Petitioner filed a state habeas petition in the Sacramento County Superior Court (Superior Court) asserting, among other claims, that the absence of a timing provision in the SVPA violated his equal protection rights under the federal and state constitutions. The Superior Court denied his equal protection claim on the merits, holding in part: Petitioner has not shown that he is similarly situated to the other types of long-term civil commitments.” Petitioner next filed a state habeas petition in the California Court of Appeal, which denied the petition without an opinion. Finally, after filing further petitions in Superior Court and the Court of Appeal, Petitioner filed a state habeas petition in the California Supreme Court. The California Supreme Court denied the petition, citing People v. Duvall (In re Duvall), 9 Cal.4th 464, 37 Cal.Rptr.2d 259, 886 P.2d 1252, 1258 (1995), without a narrative explanation.

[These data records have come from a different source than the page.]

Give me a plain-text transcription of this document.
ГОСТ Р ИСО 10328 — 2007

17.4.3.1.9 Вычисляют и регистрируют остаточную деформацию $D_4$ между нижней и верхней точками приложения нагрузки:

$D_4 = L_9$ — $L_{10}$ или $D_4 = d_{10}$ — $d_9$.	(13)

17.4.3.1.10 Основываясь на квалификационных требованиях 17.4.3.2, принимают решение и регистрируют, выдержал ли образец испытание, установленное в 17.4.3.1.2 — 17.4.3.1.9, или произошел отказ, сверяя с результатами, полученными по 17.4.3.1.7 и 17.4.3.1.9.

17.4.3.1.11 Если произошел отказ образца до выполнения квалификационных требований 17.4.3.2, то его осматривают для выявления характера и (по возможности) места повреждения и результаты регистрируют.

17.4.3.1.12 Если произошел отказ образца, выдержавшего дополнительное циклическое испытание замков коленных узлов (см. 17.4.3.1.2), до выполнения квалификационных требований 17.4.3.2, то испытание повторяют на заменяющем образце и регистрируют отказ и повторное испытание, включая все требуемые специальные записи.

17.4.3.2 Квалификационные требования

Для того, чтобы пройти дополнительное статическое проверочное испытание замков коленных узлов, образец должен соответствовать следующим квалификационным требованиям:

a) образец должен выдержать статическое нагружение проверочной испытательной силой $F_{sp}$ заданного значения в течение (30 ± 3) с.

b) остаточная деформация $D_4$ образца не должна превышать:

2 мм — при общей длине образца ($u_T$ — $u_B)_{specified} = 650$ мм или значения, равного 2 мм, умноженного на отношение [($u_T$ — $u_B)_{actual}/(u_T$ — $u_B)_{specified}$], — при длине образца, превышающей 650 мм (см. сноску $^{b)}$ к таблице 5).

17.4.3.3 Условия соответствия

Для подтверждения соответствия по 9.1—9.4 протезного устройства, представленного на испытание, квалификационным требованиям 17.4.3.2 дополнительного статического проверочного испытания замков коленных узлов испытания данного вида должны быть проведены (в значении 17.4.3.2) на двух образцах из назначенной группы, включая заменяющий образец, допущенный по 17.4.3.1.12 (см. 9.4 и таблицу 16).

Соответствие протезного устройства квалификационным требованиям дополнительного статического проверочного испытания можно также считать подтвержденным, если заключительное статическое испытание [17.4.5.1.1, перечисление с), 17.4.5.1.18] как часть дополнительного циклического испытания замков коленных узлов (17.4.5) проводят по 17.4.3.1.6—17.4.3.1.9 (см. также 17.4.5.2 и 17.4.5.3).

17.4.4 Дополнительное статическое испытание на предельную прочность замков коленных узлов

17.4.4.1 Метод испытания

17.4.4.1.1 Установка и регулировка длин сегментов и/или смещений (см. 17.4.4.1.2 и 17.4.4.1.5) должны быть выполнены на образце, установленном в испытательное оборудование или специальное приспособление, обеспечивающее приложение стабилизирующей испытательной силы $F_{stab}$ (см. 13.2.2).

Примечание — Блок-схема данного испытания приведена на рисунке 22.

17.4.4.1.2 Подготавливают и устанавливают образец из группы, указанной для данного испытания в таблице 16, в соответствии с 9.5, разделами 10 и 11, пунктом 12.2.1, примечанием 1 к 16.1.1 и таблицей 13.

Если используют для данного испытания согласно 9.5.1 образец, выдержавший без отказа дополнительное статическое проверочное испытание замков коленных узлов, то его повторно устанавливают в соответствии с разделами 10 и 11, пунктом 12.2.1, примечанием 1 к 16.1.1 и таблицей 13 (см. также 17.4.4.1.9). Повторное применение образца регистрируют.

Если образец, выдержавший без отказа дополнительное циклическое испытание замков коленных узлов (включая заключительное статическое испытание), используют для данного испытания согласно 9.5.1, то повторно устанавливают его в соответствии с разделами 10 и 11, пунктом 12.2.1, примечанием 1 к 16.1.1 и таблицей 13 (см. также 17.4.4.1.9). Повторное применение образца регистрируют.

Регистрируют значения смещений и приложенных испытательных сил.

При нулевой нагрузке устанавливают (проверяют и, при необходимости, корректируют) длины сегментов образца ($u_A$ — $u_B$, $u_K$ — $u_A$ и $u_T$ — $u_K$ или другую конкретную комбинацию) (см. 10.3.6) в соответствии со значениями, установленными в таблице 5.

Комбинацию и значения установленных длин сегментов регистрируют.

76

Petitioner filed a petition for writ of habeas corpus under 28 U.S.C. § 2254. The district court denied the petition, holding that the state courts' rejection of the equal protection claim “cannot be said to have been an unreasonable application of clearly established federal law.” Petitioner timely appeals.

DISCUSSION

We review de novo the district court's denial of habeas relief. Juan H. v. Allen, 408 F.3d 1262, 1269 n. 7 (9th Cir.2005). Under the Antiterrorism and Effective Death Penalty Act of 1996 (“AEDPA”), we may not grant habeas relief

with respect to any claim that was adjudicated on the merits in State court proceedings unless the adjudication of the claim—
(1) resulted in a decision that was contrary to, or involved an unreasonable application of, clearly established Federal law, as determined by the Supreme Court of the United States; or
(2) resulted in a decision that was based on an unreasonable determination of the facts in light of the evidence presented in the State court proceeding.

28 U.S.C. § 2254(d). Under this deferential standard, we may grant relief only if the state court's decision was “objectively unreasonable.” Williams v. Taylor, 529 U.S. 362, 409, 120 S.Ct. 1495, 146 L.Ed.2d 389 (2000).

A. Identifying the State Court Decision Under Review

Our recent decision in Curiel v. Miller, 780 F.3d 1201, 1203–04 (9th Cir.2015), causes us to question which state court decision is the “last reasoned decision” that we must review. Curiel suggests that a citation to Duvall alone might not constitute sufficient “reasoning” to make the California Supreme Court's order more than a summary denial. See id. at 1204–05. We have held that, when a state's highest court summarily denies a habeas petition, we “look through” that denial to the “last reasoned state-court decision,” Cannedy v. Adams, 706 F.3d 1148, 1158 (9th Cir.), as amended on denial of rehearing, 733 F.3d 794 (9th Cir.2013), cert. denied, ––– U.S. ––––, 134 S.Ct. 1001, 187 L.Ed.2d 863 (2014), which in this case is the California Superior Court's order. But we need not resolve the question whether a citation to Duvall constitutes a reasoned decision because the California Supreme Court and Superior Court decisions share common reasoning that does not apply federal law unreasonably.